Scène

Quand la pluie s’arrêtera : Labyrinthe narratif

Il y a de ces drôles de hasards. La production ouvrant la saison théâtrale chez Duceppe cet automne en est une créée par le même duo qui reprend actuellement les rênes dudit théâtre. Avec Quand la pluie s’arrêtera de l’Australien Andrew Bovell, nous avons donc là quelque chose comme une mise en bouche.

La pièce, traduite et mise en scène par Frédéric Blanchette, fut d’abord écrite et montée en 2008 en Australie, puis reprise en 2010 au Lincoln Center Theater de New York. Sept ans plus tard, elle nous arrive sur l’immense scène du Théâtre Jean Duceppe.
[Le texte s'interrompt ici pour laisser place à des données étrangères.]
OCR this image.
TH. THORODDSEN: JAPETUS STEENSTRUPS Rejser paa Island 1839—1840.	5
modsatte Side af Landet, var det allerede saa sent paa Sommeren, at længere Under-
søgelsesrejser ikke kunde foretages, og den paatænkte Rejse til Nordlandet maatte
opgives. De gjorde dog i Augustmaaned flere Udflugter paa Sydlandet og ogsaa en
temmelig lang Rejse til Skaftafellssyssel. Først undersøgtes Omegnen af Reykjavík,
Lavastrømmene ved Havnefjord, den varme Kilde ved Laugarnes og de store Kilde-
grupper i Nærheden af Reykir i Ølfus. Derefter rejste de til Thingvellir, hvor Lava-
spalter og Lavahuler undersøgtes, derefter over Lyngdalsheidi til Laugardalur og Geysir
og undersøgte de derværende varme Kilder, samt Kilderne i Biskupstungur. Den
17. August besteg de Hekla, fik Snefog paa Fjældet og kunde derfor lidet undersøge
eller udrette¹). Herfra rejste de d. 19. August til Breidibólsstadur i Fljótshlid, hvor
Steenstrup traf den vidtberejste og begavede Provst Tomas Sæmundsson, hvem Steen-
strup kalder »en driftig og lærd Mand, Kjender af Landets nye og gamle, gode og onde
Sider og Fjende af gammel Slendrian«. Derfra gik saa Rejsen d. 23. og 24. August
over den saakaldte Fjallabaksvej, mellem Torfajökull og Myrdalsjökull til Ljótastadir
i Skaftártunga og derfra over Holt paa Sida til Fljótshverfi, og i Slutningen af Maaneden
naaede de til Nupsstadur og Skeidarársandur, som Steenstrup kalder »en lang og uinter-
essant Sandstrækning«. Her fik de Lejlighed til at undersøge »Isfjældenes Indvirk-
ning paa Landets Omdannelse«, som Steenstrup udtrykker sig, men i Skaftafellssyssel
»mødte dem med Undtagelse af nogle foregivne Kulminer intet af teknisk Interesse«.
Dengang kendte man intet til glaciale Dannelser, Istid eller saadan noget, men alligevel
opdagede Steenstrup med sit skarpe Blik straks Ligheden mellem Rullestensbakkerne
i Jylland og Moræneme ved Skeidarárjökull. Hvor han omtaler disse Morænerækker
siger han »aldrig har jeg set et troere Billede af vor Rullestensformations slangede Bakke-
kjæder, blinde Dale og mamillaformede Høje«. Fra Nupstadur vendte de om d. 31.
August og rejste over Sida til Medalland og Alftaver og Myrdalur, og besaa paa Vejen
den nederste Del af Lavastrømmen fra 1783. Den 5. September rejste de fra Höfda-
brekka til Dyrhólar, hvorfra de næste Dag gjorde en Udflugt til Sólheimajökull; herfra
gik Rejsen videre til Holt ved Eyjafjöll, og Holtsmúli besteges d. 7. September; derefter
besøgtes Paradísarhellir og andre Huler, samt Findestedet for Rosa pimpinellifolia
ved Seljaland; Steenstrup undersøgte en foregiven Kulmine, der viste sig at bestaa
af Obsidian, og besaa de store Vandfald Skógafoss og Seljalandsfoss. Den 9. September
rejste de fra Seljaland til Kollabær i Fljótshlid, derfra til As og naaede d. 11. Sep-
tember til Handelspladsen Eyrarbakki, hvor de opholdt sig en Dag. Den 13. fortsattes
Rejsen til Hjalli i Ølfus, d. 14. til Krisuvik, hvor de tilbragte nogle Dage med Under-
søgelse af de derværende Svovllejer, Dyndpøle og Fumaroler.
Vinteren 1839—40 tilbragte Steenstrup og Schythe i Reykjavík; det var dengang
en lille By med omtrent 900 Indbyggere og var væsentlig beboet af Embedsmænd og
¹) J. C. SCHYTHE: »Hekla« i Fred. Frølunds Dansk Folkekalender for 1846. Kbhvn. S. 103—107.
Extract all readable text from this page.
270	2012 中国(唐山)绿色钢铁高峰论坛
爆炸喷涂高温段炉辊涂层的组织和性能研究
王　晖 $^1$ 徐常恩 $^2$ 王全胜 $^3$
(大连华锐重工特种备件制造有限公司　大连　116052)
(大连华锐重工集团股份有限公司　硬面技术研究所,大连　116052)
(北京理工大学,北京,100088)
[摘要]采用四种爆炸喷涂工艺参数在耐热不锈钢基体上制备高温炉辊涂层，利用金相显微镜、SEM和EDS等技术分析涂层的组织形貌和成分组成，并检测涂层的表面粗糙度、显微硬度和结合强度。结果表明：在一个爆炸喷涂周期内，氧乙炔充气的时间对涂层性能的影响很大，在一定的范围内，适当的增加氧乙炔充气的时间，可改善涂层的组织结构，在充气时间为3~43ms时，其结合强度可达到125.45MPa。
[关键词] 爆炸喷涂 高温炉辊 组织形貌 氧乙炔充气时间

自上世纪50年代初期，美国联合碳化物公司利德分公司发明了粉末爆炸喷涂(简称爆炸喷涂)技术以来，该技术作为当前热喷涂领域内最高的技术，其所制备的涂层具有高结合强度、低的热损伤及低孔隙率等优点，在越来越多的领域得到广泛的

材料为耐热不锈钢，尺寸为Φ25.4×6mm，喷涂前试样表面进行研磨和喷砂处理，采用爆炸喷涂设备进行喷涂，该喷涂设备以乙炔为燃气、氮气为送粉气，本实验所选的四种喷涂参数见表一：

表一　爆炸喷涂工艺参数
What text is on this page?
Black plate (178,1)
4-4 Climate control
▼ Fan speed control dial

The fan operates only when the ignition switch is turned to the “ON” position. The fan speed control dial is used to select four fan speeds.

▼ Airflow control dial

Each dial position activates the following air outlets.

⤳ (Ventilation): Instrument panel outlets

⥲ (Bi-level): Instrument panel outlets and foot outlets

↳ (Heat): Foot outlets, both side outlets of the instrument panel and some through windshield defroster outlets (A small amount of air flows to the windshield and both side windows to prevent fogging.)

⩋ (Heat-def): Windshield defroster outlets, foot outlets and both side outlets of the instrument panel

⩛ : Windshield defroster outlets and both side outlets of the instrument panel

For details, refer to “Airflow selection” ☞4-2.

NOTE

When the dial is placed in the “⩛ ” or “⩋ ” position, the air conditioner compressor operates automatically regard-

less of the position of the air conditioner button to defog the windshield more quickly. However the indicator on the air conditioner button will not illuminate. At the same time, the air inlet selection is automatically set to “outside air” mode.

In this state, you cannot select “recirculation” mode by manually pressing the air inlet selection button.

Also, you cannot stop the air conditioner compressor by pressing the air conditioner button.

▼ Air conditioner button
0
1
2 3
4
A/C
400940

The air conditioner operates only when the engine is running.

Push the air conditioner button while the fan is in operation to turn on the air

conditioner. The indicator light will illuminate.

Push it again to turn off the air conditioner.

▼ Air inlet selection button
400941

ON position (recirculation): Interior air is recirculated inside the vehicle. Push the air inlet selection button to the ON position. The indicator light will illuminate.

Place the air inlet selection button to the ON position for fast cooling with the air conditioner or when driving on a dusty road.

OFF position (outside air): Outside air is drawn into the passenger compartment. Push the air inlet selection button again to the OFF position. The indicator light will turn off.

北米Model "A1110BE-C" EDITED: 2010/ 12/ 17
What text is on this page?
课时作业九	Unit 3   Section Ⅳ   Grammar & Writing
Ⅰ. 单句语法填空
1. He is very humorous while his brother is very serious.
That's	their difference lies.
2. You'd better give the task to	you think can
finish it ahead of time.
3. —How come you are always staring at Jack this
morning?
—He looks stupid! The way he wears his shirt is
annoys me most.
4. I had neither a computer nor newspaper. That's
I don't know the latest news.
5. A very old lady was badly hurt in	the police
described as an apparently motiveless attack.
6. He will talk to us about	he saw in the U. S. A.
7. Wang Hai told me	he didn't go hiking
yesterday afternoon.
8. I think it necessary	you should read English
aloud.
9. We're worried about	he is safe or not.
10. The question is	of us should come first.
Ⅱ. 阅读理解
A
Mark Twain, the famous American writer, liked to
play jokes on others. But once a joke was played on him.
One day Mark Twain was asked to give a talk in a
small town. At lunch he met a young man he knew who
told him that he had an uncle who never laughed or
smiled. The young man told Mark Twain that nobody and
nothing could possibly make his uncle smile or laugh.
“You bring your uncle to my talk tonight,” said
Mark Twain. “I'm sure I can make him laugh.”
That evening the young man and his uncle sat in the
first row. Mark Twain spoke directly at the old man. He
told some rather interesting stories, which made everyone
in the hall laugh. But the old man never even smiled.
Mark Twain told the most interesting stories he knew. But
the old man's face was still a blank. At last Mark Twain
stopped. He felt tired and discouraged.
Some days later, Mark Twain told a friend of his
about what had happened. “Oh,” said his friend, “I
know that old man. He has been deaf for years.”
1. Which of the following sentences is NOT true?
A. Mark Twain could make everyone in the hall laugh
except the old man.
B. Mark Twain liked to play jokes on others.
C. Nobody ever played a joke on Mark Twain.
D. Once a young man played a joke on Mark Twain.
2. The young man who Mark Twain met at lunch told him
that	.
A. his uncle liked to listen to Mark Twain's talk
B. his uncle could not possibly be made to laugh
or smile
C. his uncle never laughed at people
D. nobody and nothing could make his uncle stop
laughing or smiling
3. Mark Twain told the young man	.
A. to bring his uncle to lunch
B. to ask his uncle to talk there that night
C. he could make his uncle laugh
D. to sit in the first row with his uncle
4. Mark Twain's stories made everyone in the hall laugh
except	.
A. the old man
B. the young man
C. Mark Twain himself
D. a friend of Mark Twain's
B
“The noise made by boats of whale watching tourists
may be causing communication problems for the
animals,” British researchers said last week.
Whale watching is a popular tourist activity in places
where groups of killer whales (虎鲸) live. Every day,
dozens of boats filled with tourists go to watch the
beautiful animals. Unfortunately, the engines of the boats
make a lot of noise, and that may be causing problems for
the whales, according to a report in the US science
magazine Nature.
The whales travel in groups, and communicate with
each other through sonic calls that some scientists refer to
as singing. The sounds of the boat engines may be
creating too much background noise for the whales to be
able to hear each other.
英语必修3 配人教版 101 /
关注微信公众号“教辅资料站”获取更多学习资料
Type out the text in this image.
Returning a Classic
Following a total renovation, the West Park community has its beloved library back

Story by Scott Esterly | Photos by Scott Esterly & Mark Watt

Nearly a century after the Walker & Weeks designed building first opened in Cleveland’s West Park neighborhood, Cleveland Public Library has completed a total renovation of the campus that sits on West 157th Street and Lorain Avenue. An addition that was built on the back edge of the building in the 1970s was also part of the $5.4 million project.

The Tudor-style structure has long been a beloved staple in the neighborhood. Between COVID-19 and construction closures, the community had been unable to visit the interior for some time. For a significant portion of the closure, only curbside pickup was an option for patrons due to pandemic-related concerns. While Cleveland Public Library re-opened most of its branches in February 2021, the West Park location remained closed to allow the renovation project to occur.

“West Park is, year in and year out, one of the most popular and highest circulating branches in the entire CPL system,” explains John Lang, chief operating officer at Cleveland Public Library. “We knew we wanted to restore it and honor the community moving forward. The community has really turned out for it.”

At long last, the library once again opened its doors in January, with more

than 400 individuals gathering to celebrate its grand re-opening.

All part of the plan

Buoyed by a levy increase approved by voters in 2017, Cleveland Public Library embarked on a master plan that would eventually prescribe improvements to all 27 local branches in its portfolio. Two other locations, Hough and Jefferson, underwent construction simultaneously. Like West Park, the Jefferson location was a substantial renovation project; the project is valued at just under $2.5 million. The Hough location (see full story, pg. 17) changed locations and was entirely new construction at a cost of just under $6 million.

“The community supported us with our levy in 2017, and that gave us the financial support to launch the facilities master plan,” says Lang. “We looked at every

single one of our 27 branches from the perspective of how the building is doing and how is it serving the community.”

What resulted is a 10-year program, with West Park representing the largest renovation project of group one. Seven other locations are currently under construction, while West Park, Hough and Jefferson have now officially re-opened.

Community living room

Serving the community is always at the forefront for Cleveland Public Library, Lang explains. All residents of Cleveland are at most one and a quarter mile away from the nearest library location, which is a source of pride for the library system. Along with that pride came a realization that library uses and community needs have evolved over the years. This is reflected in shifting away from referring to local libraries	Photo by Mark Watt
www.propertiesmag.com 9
Coproduite par le théâtre Le Trident de Québec, la distribution est donc un amalgame des talents issus des deux villes.

Plongée en 2039 alors qu’une pluie diluvienne s’abat sans cesse sur la ville, un homme de petite envergure – interprété par Normand D’Amour -, enfermé dans un minable appartement, reçoit un coup de fil de son fils qu’il n’a pas vu depuis plusieurs années. De ce coup de fil démarrera un chassé-croisé dans le temps, remontant de génération en génération, se promenant de l’Angleterre des années 1960 à une Australie quasi postapocalyptique. La mise en scène de Frédéric Blanchette permet de façon excessivement efficace de s’immiscer dans les méandres du texte.

Autour des thèmes de la passation et des ruptures filiales – paternelles la plupart du temps –, le texte de Bovell vise toujours à remonter vers un drame qui se construit par à-coups et demi-vérités. On comprend parfaitement le coup de foudre du duo formé de Jean-Simon Traversy et David Laurin pour cette pièce, tellement sa structure est construite avec ingéniosité et intelligence. Le texte lui-même devient un jalon temporel, à mesure où des phrases complètes sont reprises de génération en génération, dessinant ainsi les liens familiaux avec justesse et subtilité.

Par sa complexité et son crescendo, la mise en scène de la pièce relevait du défi. Frédéric Blanchette parvient habilement à faire écho aux répétitions à même le mouvement, créant une cohérence dans ce casse-tête qui se dévoile devant nous scène après scène. La grande distribution livre la marchandise et notons au passage la toujours excellente Linda Sorgini qui parvient ici à jouer de difficiles ruptures de ton sans jamais en mettre trop, portant ainsi son personnage avec soin. La sincérité et l’efficacité du jeu de Marco Poulin dans le rôle de Joe Ryan, l’une des révélations du spectacle, est habile tellement il ne semble ne jamais rien forcer.

Le défi pour la troupe de Lab87 (la compagnie fondée par Traversy et Laurin) était bien sûr la mise en espace. Il fallait trouver une façon d’habiter les lieux, elle qui est habituée à jouer sur de plus petites scènes. Si le danger était de tomber dans une scénographie trop clinquante, Marie-Renée Bourget Harvey parvient à créer un décor sobre qui englobe la pièce sans tomber dans quelque chose de clinquant qui aurait pu jurer avec la proposition.

Il y a longtemps qu’on était sorti de ce théâtre avec des réflexions pleines la tête, tant sur le fond que sur la forme. Quand la pluie s’arrêtera est le premier jalon d’une nouvelle direction artistique qui débutera dès septembre 2018 et on ne peut en être que ravie. Il y a là un premier virage réussi sans pour autant être une rupture à la mission et au mandat de l’institution. On attend donc la suite avec impatience.

Quand la pluie s’arrêtera
Texte : Andrew Bovell
Mise en scène et traduction : Frédéric Blanchette
Avec : Véronique Côté, Normand D’Amour, David Laurin, Christian Michaud, Alice Pascual, Marco Poulin, Maxime Robin, Paule Savard, Linda Sorgini

Au Théâtre Jean-Duceppe jusqu’au 14 octobre 2017

La pièce prendra l’affiche au Trident à Québec du 16 janvier au 10 février 2018.